Hanson deixou um rastro de beijos em Vania, como se beijasse um tesouro raro e não ousasse degustá-lo por completo.
“Amor, como vai me recompensar?” Mesmo no auge da paixão, ele não perdeu a chance de provocar.
Se eu pisar no freio agora, esse cara vai pirar, pensou ela.
Então, quando estava prestes a oferecer outra forma de recompensa, ouviu-o murmurar: “Já que está difícil pensar em algo, eu decido por você.”
Em seguida, ele começou a acariciá-la, e ela fungou com desdém no íntimo. Por que ele se deu ao trabalho de perguntar se já tinha decidido? Era só formalidade?
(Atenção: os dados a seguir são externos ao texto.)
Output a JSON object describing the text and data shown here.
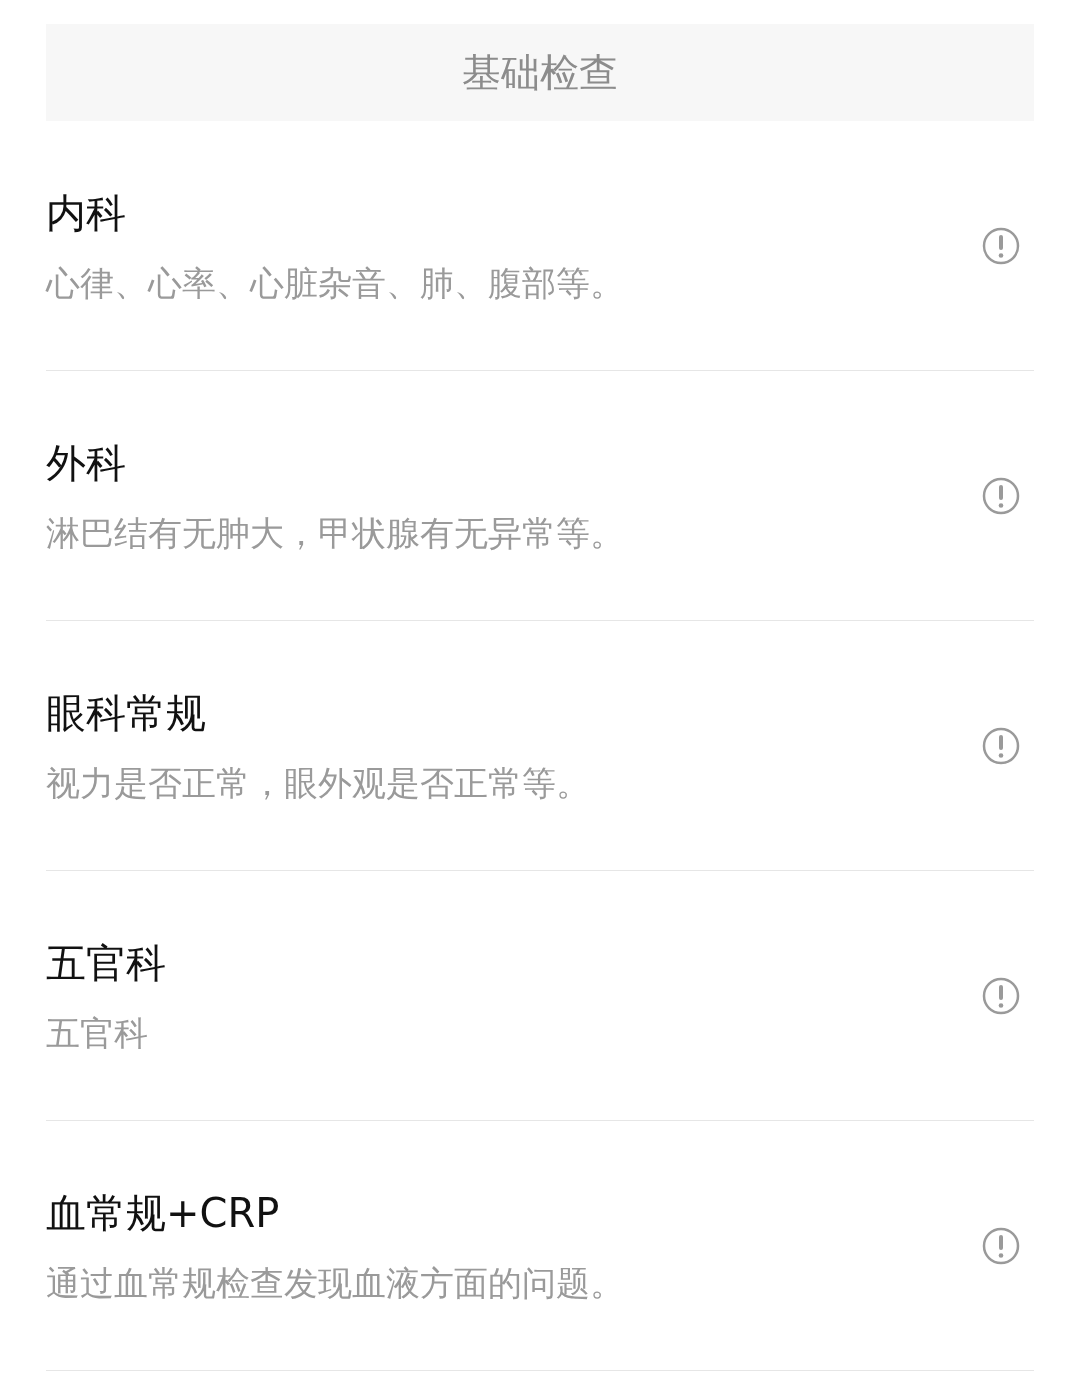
{
  "header": {
    "title": "基础检查"
  },
  "items": [
    {
      "title": "内科",
      "description": "心律、心率、心脏杂音、肺、腹部等。"
    },
    {
      "title": "外科",
      "description": "淋巴结有无肿大，甲状腺有无异常等。"
    },
    {
      "title": "眼科常规",
      "description": "视力是否正常，眼外观是否正常等。"
    },
    {
      "title": "五官科",
      "description": "五官科"
    },
    {
      "title": "血常规+CRP",
      "description": "通过血常规检查发现血液方面的问题。"
    }
  ]
}
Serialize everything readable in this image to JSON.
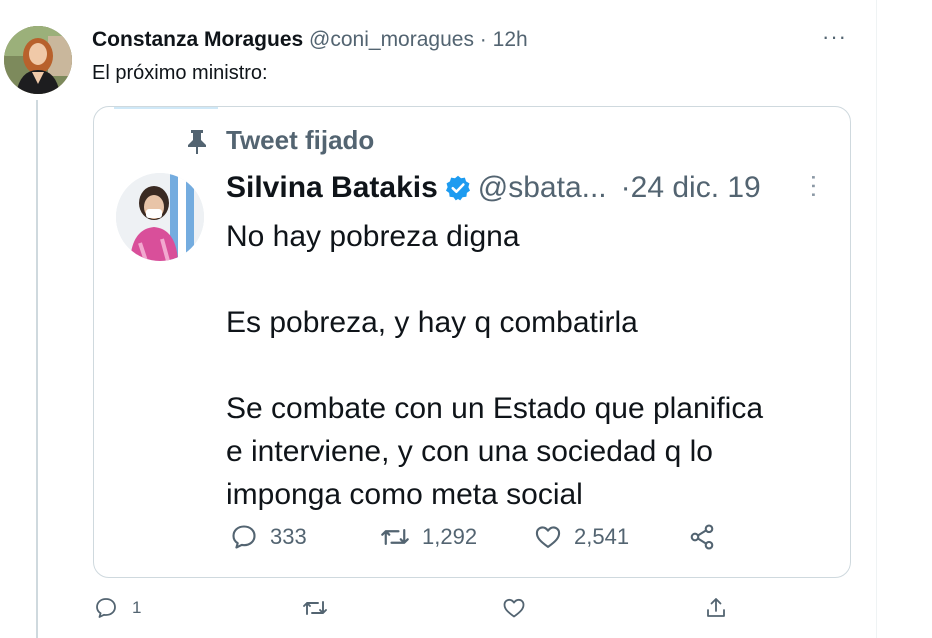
{
  "tweet": {
    "author_name": "Constanza Moragues",
    "handle": "@coni_moragues",
    "separator": "·",
    "time": "12h",
    "more": "···",
    "text": "El próximo ministro:",
    "actions": {
      "reply_count": "1",
      "retweet_count": "",
      "like_count": ""
    }
  },
  "quoted": {
    "pinned_label": "Tweet fijado",
    "author_name": "Silvina Batakis",
    "handle": "@sbata...",
    "separator": "·",
    "date": "24 dic. 19",
    "more": "···",
    "lines": [
      "No hay pobreza digna",
      "Es pobreza, y hay q combatirla",
      "Se combate con un Estado que planifica",
      "e interviene, y con una sociedad q lo",
      "imponga como meta social"
    ],
    "actions": {
      "reply_count": "333",
      "retweet_count": "1,292",
      "like_count": "2,541"
    }
  },
  "colors": {
    "verified": "#1d9bf0",
    "secondary_text": "#536471",
    "border": "#cfd9de"
  }
}
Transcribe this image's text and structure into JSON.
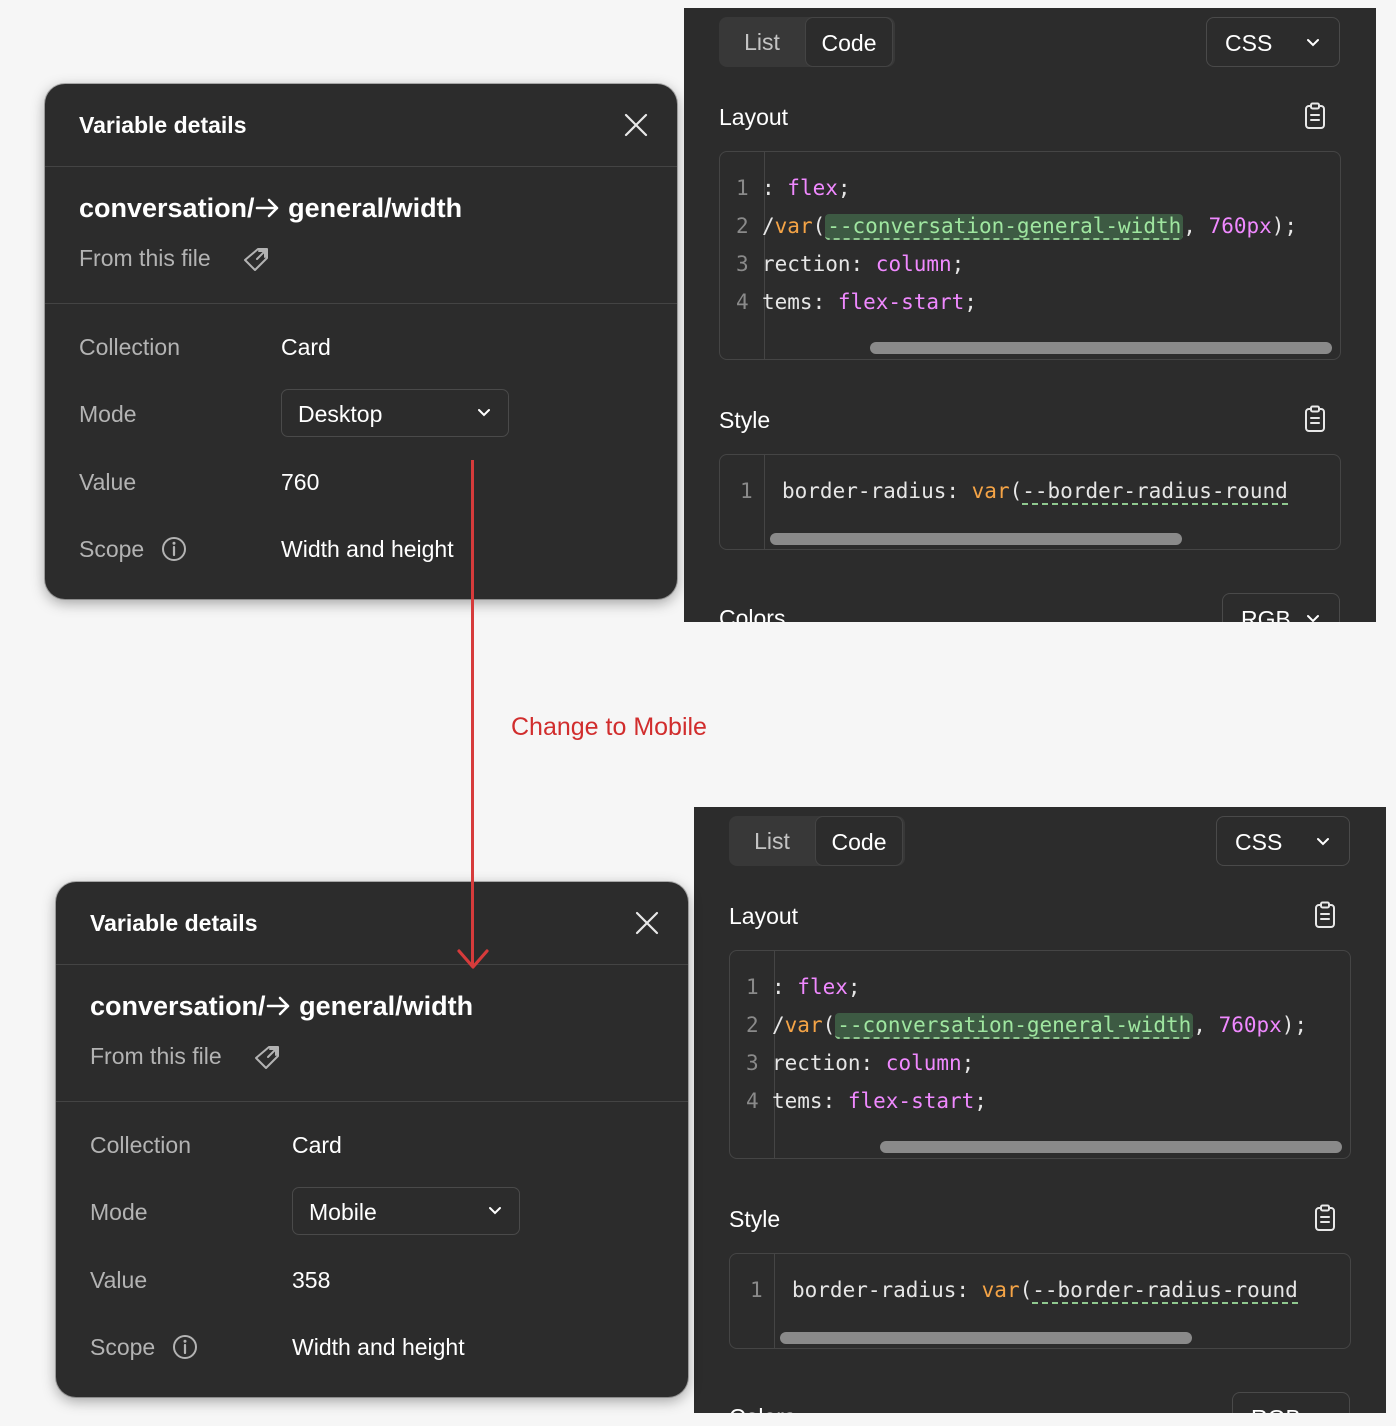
{
  "annotation": {
    "label": "Change to Mobile",
    "color": "#d12d2d"
  },
  "top": {
    "variable_panel": {
      "title": "Variable details",
      "name_prefix": "conversation/",
      "name_suffix": "general/width",
      "source": "From this file",
      "collection_label": "Collection",
      "collection_value": "Card",
      "mode_label": "Mode",
      "mode_value": "Desktop",
      "value_label": "Value",
      "value": "760",
      "scope_label": "Scope",
      "scope_value": "Width and height"
    },
    "code_panel": {
      "tab_list": "List",
      "tab_code": "Code",
      "language": "CSS",
      "layout_label": "Layout",
      "style_label": "Style",
      "colors_label": "Colors",
      "color_format": "RGB",
      "layout_lines": [
        {
          "n": "1",
          "pre": ": ",
          "kw": "flex",
          "post": ";"
        },
        {
          "n": "2",
          "pre": "/",
          "fn": "var",
          "open": "(",
          "var": "--conversation-general-width",
          "sep": ", ",
          "num": "760px",
          "close": ");"
        },
        {
          "n": "3",
          "pre": "rection: ",
          "kw": "column",
          "post": ";"
        },
        {
          "n": "4",
          "pre": "tems: ",
          "kw": "flex-start",
          "post": ";"
        }
      ],
      "style_lines": [
        {
          "n": "1",
          "prop": "border-radius: ",
          "fn": "var",
          "open": "(",
          "var": "--border-radius-round"
        }
      ]
    }
  },
  "bottom": {
    "variable_panel": {
      "title": "Variable details",
      "name_prefix": "conversation/",
      "name_suffix": "general/width",
      "source": "From this file",
      "collection_label": "Collection",
      "collection_value": "Card",
      "mode_label": "Mode",
      "mode_value": "Mobile",
      "value_label": "Value",
      "value": "358",
      "scope_label": "Scope",
      "scope_value": "Width and height"
    },
    "code_panel": {
      "tab_list": "List",
      "tab_code": "Code",
      "language": "CSS",
      "layout_label": "Layout",
      "style_label": "Style",
      "colors_label": "Colors",
      "color_format": "RGB",
      "layout_lines": [
        {
          "n": "1",
          "pre": ": ",
          "kw": "flex",
          "post": ";"
        },
        {
          "n": "2",
          "pre": "/",
          "fn": "var",
          "open": "(",
          "var": "--conversation-general-width",
          "sep": ", ",
          "num": "760px",
          "close": ");"
        },
        {
          "n": "3",
          "pre": "rection: ",
          "kw": "column",
          "post": ";"
        },
        {
          "n": "4",
          "pre": "tems: ",
          "kw": "flex-start",
          "post": ";"
        }
      ],
      "style_lines": [
        {
          "n": "1",
          "prop": "border-radius: ",
          "fn": "var",
          "open": "(",
          "var": "--border-radius-round"
        }
      ]
    }
  }
}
Ela sentiu que lhe faltava autoridade como esposa e resolveu bolar um jeito de fazer suas palavras pesarem mais.
“O que você está pensando? Se distraiu?” Ele fixou a atenção em Vania, acolhida em seus braços. Os olhos dela cintilavam com um certo brilho, e ele percebeu na hora que a mente dela vagava por outro lugar.
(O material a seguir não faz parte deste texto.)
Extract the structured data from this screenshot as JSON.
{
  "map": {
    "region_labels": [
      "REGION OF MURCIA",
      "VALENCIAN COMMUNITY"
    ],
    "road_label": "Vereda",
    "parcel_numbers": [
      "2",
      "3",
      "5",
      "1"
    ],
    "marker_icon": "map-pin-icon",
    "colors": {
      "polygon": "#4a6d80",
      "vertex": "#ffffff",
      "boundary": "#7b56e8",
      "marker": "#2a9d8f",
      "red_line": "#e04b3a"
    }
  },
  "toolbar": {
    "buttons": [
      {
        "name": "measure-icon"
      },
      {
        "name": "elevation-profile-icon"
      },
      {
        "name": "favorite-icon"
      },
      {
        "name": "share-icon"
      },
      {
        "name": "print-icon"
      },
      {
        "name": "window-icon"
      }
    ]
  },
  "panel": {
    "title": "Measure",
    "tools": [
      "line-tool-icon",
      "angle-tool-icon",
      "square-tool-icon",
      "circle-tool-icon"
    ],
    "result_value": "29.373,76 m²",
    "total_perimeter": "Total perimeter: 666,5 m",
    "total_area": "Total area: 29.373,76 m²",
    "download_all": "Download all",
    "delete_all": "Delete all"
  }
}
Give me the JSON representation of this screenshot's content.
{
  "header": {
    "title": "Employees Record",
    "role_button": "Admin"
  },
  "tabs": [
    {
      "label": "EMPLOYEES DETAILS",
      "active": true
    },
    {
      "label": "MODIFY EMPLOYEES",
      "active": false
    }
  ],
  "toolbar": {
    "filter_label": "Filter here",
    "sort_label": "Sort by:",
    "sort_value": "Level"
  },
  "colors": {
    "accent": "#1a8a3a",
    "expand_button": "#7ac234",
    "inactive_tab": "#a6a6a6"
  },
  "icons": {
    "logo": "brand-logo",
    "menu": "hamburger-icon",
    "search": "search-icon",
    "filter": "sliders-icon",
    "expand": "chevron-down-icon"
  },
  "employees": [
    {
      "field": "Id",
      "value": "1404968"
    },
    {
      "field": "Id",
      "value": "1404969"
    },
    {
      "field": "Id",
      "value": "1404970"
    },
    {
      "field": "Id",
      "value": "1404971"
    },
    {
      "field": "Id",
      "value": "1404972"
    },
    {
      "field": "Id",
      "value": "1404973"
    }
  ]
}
Hum, como é que ela se distrai estando nos meus braços? pensou ele, sentindo que sua atratividade masculina estava sendo desafiada.
Por isso, empenhou-se ainda mais para prender a atenção de Vania somente nele. Com seu temperamento dominante, ele não suportava a ideia de a esposa pensar em qualquer coisa que não fosse ele.
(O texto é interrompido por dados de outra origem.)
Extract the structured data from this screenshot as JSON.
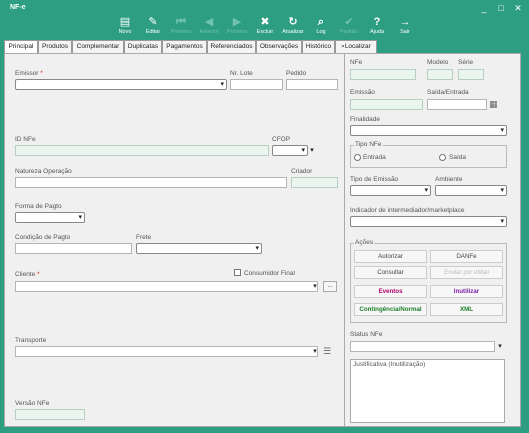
{
  "window": {
    "title": "NF-e",
    "minimize": "_",
    "restore": "□",
    "close": "✕"
  },
  "toolbar": [
    {
      "label": "Novo",
      "icon": "▤"
    },
    {
      "label": "Editar",
      "icon": "✎"
    },
    {
      "label": "Primeira",
      "icon": "⏮"
    },
    {
      "label": "Anterior",
      "icon": "◀"
    },
    {
      "label": "Próxima",
      "icon": "▶"
    },
    {
      "label": "Excluir",
      "icon": "✖"
    },
    {
      "label": "Atualizar",
      "icon": "↻"
    },
    {
      "label": "Log",
      "icon": "⌕"
    },
    {
      "label": "Padrão",
      "icon": "✔"
    },
    {
      "label": "Ajuda",
      "icon": "?"
    },
    {
      "label": "Sair",
      "icon": "→"
    }
  ],
  "tabs": [
    "Principal",
    "Produtos",
    "Complementar",
    "Duplicatas",
    "Pagamentos",
    "Referenciados",
    "Observações",
    "Histórico",
    "Localizar"
  ],
  "left": {
    "emissor": "Emissor",
    "nr_lote": "Nr. Lote",
    "pedido": "Pedido",
    "id_nfe": "ID NFe",
    "cfop": "CFOP",
    "natureza": "Natureza Operação",
    "criador": "Criador",
    "forma_pagto": "Forma de Pagto",
    "condicao_pagto": "Condição de Pagto",
    "frete": "Frete",
    "cliente": "Cliente",
    "consumidor_final": "Consumidor Final",
    "ellipsis": "...",
    "transporte": "Transporte",
    "versao_nfe": "Versão NFe",
    "required_mark": "*"
  },
  "right": {
    "nfe": "NFe",
    "modelo": "Modelo",
    "serie": "Série",
    "emissao": "Emissão",
    "saida_entrada": "Saída/Entrada",
    "finalidade": "Finalidade",
    "tipo_nfe": "Tipo NFe",
    "entrada": "Entrada",
    "saida": "Saída",
    "tipo_emissao": "Tipo de Emissão",
    "ambiente": "Ambiente",
    "indicador": "Indicador de intermediador/marketplace",
    "acoes": "Ações",
    "actions": [
      {
        "label": "Autorizar",
        "color": "#444",
        "disabled": false
      },
      {
        "label": "DANFe",
        "color": "#444",
        "disabled": false
      },
      {
        "label": "Consultar",
        "color": "#444",
        "disabled": false
      },
      {
        "label": "Enviar por eMail",
        "color": "#bbb",
        "disabled": true
      },
      {
        "label": "Eventos",
        "color": "#b0006a",
        "disabled": false
      },
      {
        "label": "Inutilizar",
        "color": "#7a1fa2",
        "disabled": false
      },
      {
        "label": "Contingência/Normal",
        "color": "#1e7d2a",
        "disabled": false
      },
      {
        "label": "XML",
        "color": "#1e7d2a",
        "disabled": false
      }
    ],
    "status_nfe": "Status NFe",
    "justificativa": "Justificativa (Inutilização)"
  }
}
Enquanto isso, ela decidiu apenas fechar os olhos, e as palavras que queria dizer ficaram entaladas na garganta porque o beijo de Hanson selou sua boca.
Ele nem me dá chance de responder. Que tirano, reclamou ela por dentro, mas ele parou de repente.
“Hã?” Ela abriu os olhos, confusa, e lhe lançou um olhar de perplexidade.
Será que ele resolveu ouvir a consciência e me soltar?
No entanto, ele interpretou a confusão dela de outro modo.
Ele lhe deu um sorriso vitorioso antes de lamber a borda dos lábios. “Pelo visto você não quer que eu pare. Então vou continuar, do jeitinho que você quer”, disse, e voltou a beijá-la.